Electricity prices in Southeast Europe remained fragmented in Week 23, with gas-related risk returning alongside changes in generation and renewable output. The week highlighted how power-market conditions can affect industrial exporters exposed to EU carbon rules. Electricity procurement for steel, aluminium, cement, fertiliser, chemicals and other CBAM-exposed sectors is described as a carbon and compliance issue.
The weekly price range was wide across regional markets. Italy averaged €128.09/MWh, Hungary €103.15/MWh, Romania €102.23/MWh, Bulgaria €100.83/MWh, Serbia €99.63/MWh, Croatia €99.29/MWh, Greece €89.25/MWh and Türkiye €22.53/MWh. The divergence affects industrial competitiveness for electricity-intensive producers.
Week 23 generation shifts toward thermal output
Generation patterns in Week 23 moved toward dispatchable conventional production. Thermal generation rose 24.5% week on week, while variable renewable generation fell 8.9%. The changes were accompanied by country-specific moves in fuel use and dispatch.
In Türkiye, gas-fired generation increased by 278.1%. In Greece, lignite output rose by 66.2%. These shifts can affect embedded emissions profiles depending on the electricity basis used for calculations.
CBAM documentation requirements for electricity basis
CBAM increases the importance of credible electricity documentation for exporters selling into the EU. Exporters are expected to understand not only direct emissions, but also the electricity basis used in embedded-emissions calculations where applicable. Annual procurement claims may not be sufficient where buyers, declarants or verifiers require additional evidence.
The evidence expectations include renewable sourcing support, hourly matching and contract credibility. This documentation need is tied to how electricity is characterised within embedded-emissions approaches used by industrial exporters.
Renewable PPAs and storage in procurement strategies
A renewable PPA is positioned as a tool that can reduce price exposure and support decarbonisation claims while improving buyer confidence. For industrial buyers, the structure requires evidence covering generation source, grid connection and metering arrangements. It also includes guarantees of origin or equivalent certificates.
The same procurement framework is linked to balancing responsibility and delivery profile requirements for the buyer’s consumption pattern. Battery-backed renewable procurement is also described as potentially improving the match between renewable generation and industrial demand.
Storage can reduce reliance on fossil-heavy evening power and strengthen the credibility of green electricity claims. For large exporters, battery-backed procurement may be incorporated into a wider CBAM-ready procurement strategy.

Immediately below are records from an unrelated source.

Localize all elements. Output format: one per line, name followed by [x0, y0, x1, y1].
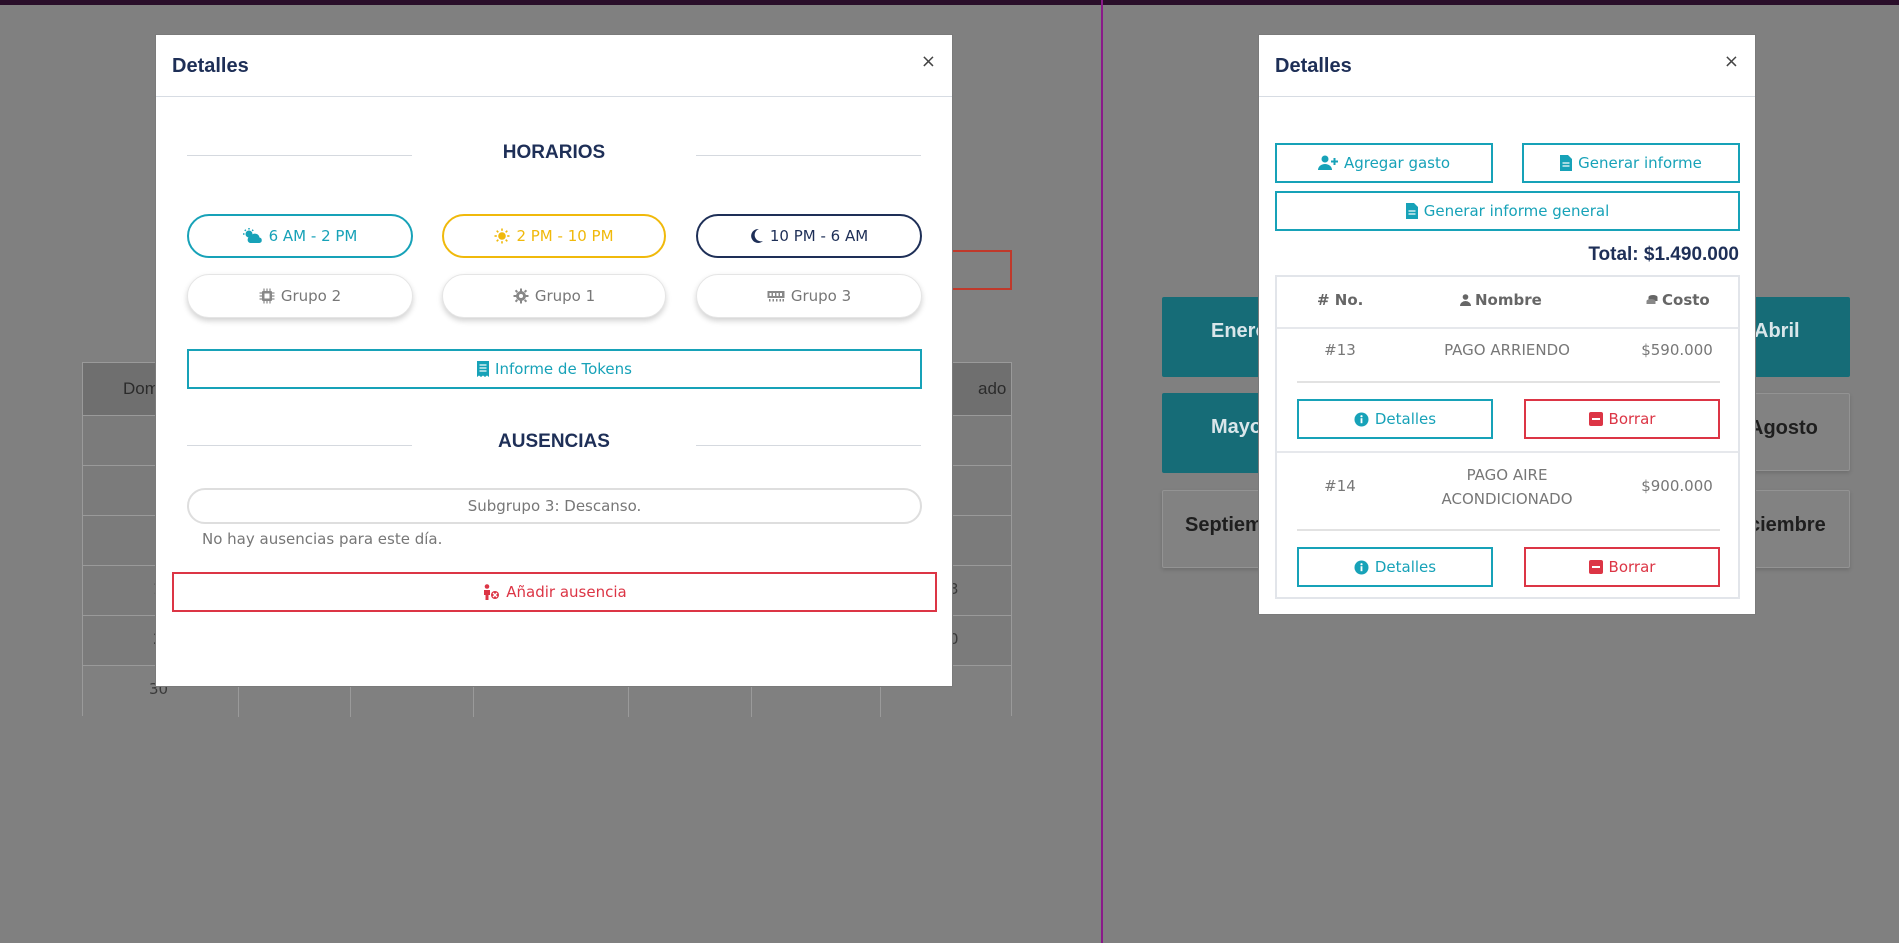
minus-square-icon: [1588, 412, 1603, 426]
generate-general-report-label: Generar informe general: [1423, 202, 1610, 220]
section-divider: [187, 155, 412, 156]
group-label: Grupo 2: [280, 287, 342, 305]
column-header-label: # No.: [1317, 291, 1364, 309]
month-label: Septiem: [1185, 514, 1263, 536]
expense-details-button[interactable]: Detalles: [1297, 547, 1493, 587]
month-label: Abril: [1754, 320, 1800, 342]
group-3-button[interactable]: Grupo 3: [696, 274, 922, 318]
group-1-button[interactable]: Grupo 1: [442, 274, 666, 318]
shift-details-modal: Detalles × HORARIOS 6 AM - 2 PM 2 PM - 1…: [155, 34, 953, 687]
tokens-report-label: Informe de Tokens: [495, 360, 632, 378]
close-icon[interactable]: ×: [1724, 51, 1739, 72]
coins-icon: [1646, 294, 1658, 306]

Spot market exposure and portfolio approaches
Week 23 is cited as an example of why relying only on the spot market can be risky for industrial buyers. Exposure to volatile day-ahead prices can lead to sudden cost increases when gas prices rise, renewables fall or imports tighten.
A structured procurement portfolio is described as combining PPAs, hedges, guarantees of origin and flexible consumption options. This approach is associated with reducing both price risk and carbon risk under CBAM-related requirements.
EU buyer questions tied to power sourcing and emissions calculations
For SEE exporters, electricity strategy is increasingly treated as part of market access into the EU. Buyers are expected to ask how electricity was sourced and how emissions were calculated for reporting purposes.
The same buyer scrutiny extends to whether low-carbon claims are auditable amid power-market volatility across the region. In this context, electricity procurement is treated as a compliance architecture rather than only a purchasing function.